Fix supervisor exiting before all workers complete tests#384
Merged
Conversation
The heartbeat thread countdown limited heartbeats to config.timeout seconds, causing running ZSET entries to go stale for long tests. Combined with acknowledge.lua's unconditional zrem, a stale worker whose test was stolen via reserve_lost could remove the running entry when acknowledging, making exhausted? return true prematurely. Three-layer fix: - Remove heartbeat countdown so heartbeats continue for full test duration - Guard acknowledge/requeue zrem on ownership so non-owners can't empty the running set - Clean up stale processed entries in reserve_lost
The heartbeat poisoning bug: when a stale worker's acknowledge adds an entry to the processed set (sadd is unconditional), heartbeat.lua's sismember(processed) check causes the current lease holder's heartbeat to stop, making the entry go stale and get cleaned up from running while the holder is still executing the test.
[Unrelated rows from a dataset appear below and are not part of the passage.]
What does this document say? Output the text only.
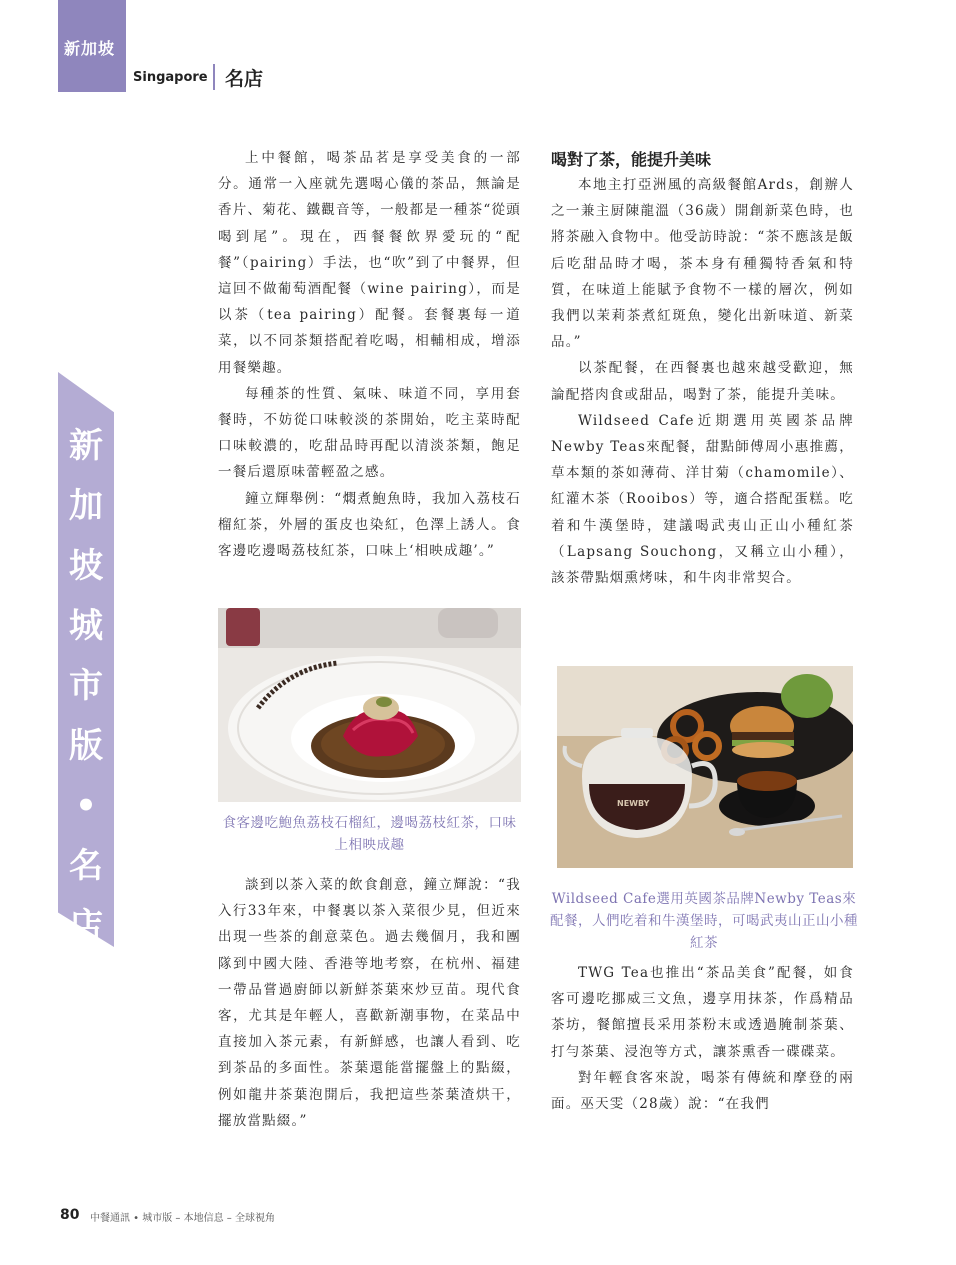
新加坡
Singapore 名店
新
加
坡
城
市
版
•
名
店

上中餐館，喝茶品茗是享受美食的一部分。通常一入座就先選喝心儀的茶品，無論是香片、菊花、鐵觀音等，一般都是一種茶“從頭喝到尾”。現在，西餐餐飲界愛玩的“配餐”（pairing）手法，也“吹”到了中餐界，但這回不做葡萄酒配餐（wine pairing），而是以茶（tea pairing）配餐。套餐裏每一道菜，以不同茶類搭配着吃喝，相輔相成，增添用餐樂趣。

每種茶的性質、氣味、味道不同，享用套餐時，不妨從口味較淡的茶開始，吃主菜時配口味較濃的，吃甜品時再配以清淡茶類，飽足一餐后還原味蕾輕盈之感。

鐘立輝舉例：“燜煮鮑魚時，我加入荔枝石榴紅茶，外層的蛋皮也染紅，色澤上誘人。食客邊吃邊喝荔枝紅茶，口味上‘相映成趣’。”

食客邊吃鮑魚荔枝石榴紅，邊喝荔枝紅茶，口味上相映成趣

談到以茶入菜的飲食創意，鐘立輝說：“我入行33年來，中餐裏以茶入菜很少見，但近來出現一些茶的創意菜色。過去幾個月，我和團隊到中國大陸、香港等地考察，在杭州、福建一帶品嘗過廚師以新鮮茶葉來炒豆苗。現代食客，尤其是年輕人，喜歡新潮事物，在菜品中直接加入茶元素，有新鮮感，也讓人看到、吃到茶品的多面性。茶葉還能當擺盤上的點綴，例如龍井茶葉泡開后，我把這些茶葉渣烘干，擺放當點綴。”

喝對了茶，能提升美味

本地主打亞洲風的高級餐館Ards，創辦人之一兼主厨陳龍溫（36歲）開創新菜色時，也將茶融入食物中。他受訪時說：“茶不應該是飯后吃甜品時才喝，茶本身有種獨特香氣和特質，在味道上能賦予食物不一樣的層次，例如我們以茉莉茶煮紅斑魚，變化出新味道、新菜品。”

以茶配餐，在西餐裏也越來越受歡迎，無論配搭肉食或甜品，喝對了茶，能提升美味。

Wildseed Cafe近期選用英國茶品牌Newby Teas來配餐，甜點師傅周小惠推薦，草本類的茶如薄荷、洋甘菊（chamomile）、紅灌木茶（Rooibos）等，適合搭配蛋糕。吃着和牛漢堡時，建議喝武夷山正山小種紅茶（Lapsang Souchong，又稱立山小種），該茶帶點烟熏烤味，和牛肉非常契合。

NEWBY
Wildseed Cafe選用英國茶品牌Newby Teas來配餐，人們吃着和牛漢堡時，可喝武夷山正山小種紅茶

TWG Tea也推出“茶品美食”配餐，如食客可邊吃挪威三文魚，邊享用抹茶，作爲精品茶坊，餐館擅長采用茶粉末或透過腌制茶葉、打勻茶葉、浸泡等方式，讓茶熏香一碟碟菜。

對年輕食客來說，喝茶有傳統和摩登的兩面。巫天雯（28歲）說：“在我們

80 中餐通訊 • 城市版 – 本地信息 – 全球視角
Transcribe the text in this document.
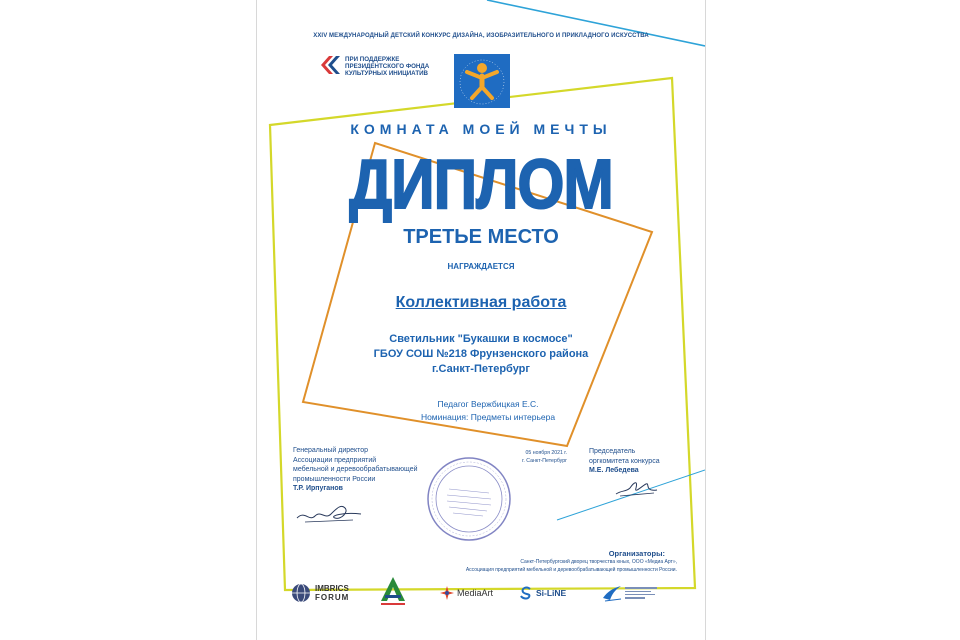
XXIV МЕЖДУНАРОДНЫЙ ДЕТСКИЙ КОНКУРС ДИЗАЙНА, ИЗОБРАЗИТЕЛЬНОГО И ПРИКЛАДНОГО ИСКУССТВА
ПРИ ПОДДЕРЖКЕ
ПРЕЗИДЕНТСКОГО ФОНДА
КУЛЬТУРНЫХ ИНИЦИАТИВ
КОМНАТА МОЕЙ МЕЧТЫ
ДИПЛОМ
ТРЕТЬЕ МЕСТО
НАГРАЖДАЕТСЯ
Коллективная работа
Светильник "Букашки в космосе"
ГБОУ СОШ №218 Фрунзенского района
г.Санкт-Петербург
Педагог Вержбицкая Е.С.
Номинация: Предметы интерьера
Генеральный директор
Ассоциации предприятий
мебельной и деревообрабатывающей
промышленности России
Т.Р. Ирпуганов
05 ноября 2021 г.
г. Санкт-Петербург
Председатель
оргкомитета конкурса
М.Е. Лебедева
Организаторы:
Санкт-Петербургский дворец творчества юных, ООО «Медиа Арт»,
Ассоциация предприятий мебельной и деревообрабатывающей промышленности России.
IMBRICS
FORUM	MediaArt	Si-LiNE
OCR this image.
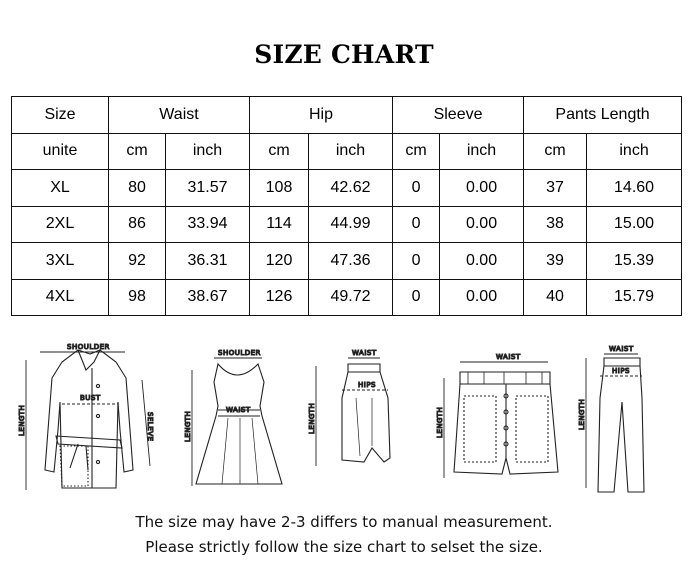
SIZE CHART
Size	Waist		Hip		Sleeve		Pants Length	
unite	cm	inch	cm	inch	cm	inch	cm	inch
XL	80	31.57	108	42.62	0	0.00	37	14.60
2XL	86	33.94	114	44.99	0	0.00	38	15.00
3XL	92	36.31	120	47.36	0	0.00	39	15.39
4XL	98	38.67	126	49.72	0	0.00	40	15.79
SHOULDER
LENGTH
BUST
SELEVE
SHOULDER
LENGTH
WAIST
WAIST
LENGTH
HIPS
WAIST
LENGTH
WAIST
LENGTH
HIPS
The size may have 2-3 differs to manual measurement.
Please strictly follow the size chart to selset the size.
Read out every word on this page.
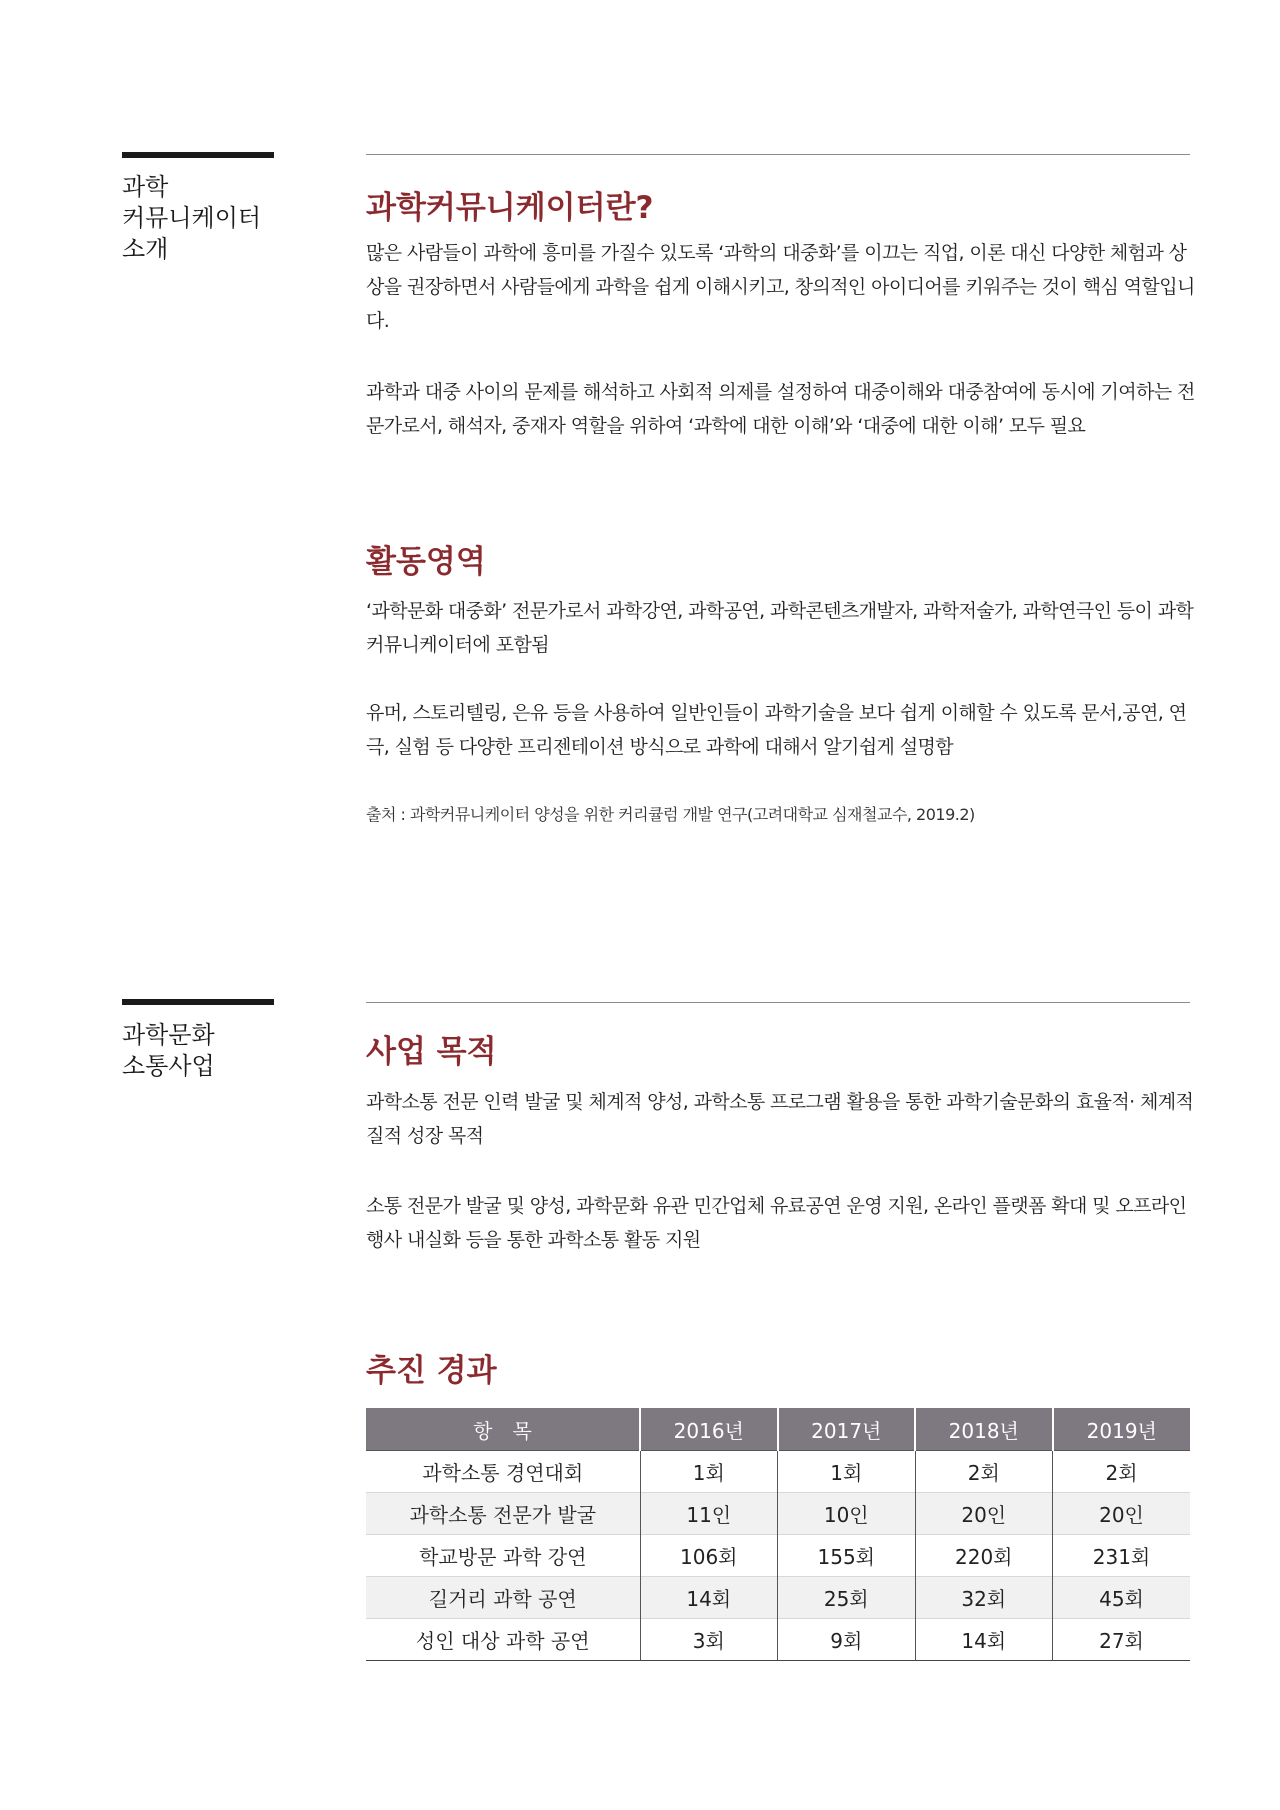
과학
커뮤니케이터
소개
과학커뮤니케이터란?

많은 사람들이 과학에 흥미를 가질수 있도록 ‘과학의 대중화’를 이끄는 직업, 이론 대신 다양한 체험과 상상을 권장하면서 사람들에게 과학을 쉽게 이해시키고, 창의적인 아이디어를 키워주는 것이 핵심 역할입니다.

과학과 대중 사이의 문제를 해석하고 사회적 의제를 설정하여 대중이해와 대중참여에 동시에 기여하는 전문가로서, 해석자, 중재자 역할을 위하여 ‘과학에 대한 이해’와 ‘대중에 대한 이해’ 모두 필요

활동영역

‘과학문화 대중화’ 전문가로서 과학강연, 과학공연, 과학콘텐츠개발자, 과학저술가, 과학연극인 등이 과학커뮤니케이터에 포함됨

유머, 스토리텔링, 은유 등을 사용하여 일반인들이 과학기술을 보다 쉽게 이해할 수 있도록 문서,공연, 연극, 실험 등 다양한 프리젠테이션 방식으로 과학에 대해서 알기쉽게 설명함

출처 : 과학커뮤니케이터 양성을 위한 커리큘럼 개발 연구(고려대학교 심재철교수, 2019.2)

과학문화
소통사업	사업 목적

과학소통 전문 인력 발굴 및 체계적 양성, 과학소통 프로그램 활용을 통한 과학기술문화의 효율적· 체계적 질적 성장 목적

소통 전문가 발굴 및 양성, 과학문화 유관 민간업체 유료공연 운영 지원, 온라인 플랫폼 확대 및 오프라인 행사 내실화 등을 통한 과학소통 활동 지원

추진 경과
항　목	2016년	2017년	2018년	2019년
과학소통 경연대회	1회	1회	2회	2회
과학소통 전문가 발굴	11인	10인	20인	20인
학교방문 과학 강연	106회	155회	220회	231회
길거리 과학 공연	14회	25회	32회	45회
성인 대상 과학 공연	3회	9회	14회	27회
Fix by introducing per-reservation lease IDs. Each reserve/reserve_lost generates a monotonic lease ID stored in a separate 'leases' hash. heartbeat.lua, acknowledge.lua, and requeue.lua now check the lease instead of worker_queue_key ownership or processed set membership. The owners hash (entry → worker_queue_key) is preserved for release.lua and requeued-by routing, which need to identify entries by worker, not by lease.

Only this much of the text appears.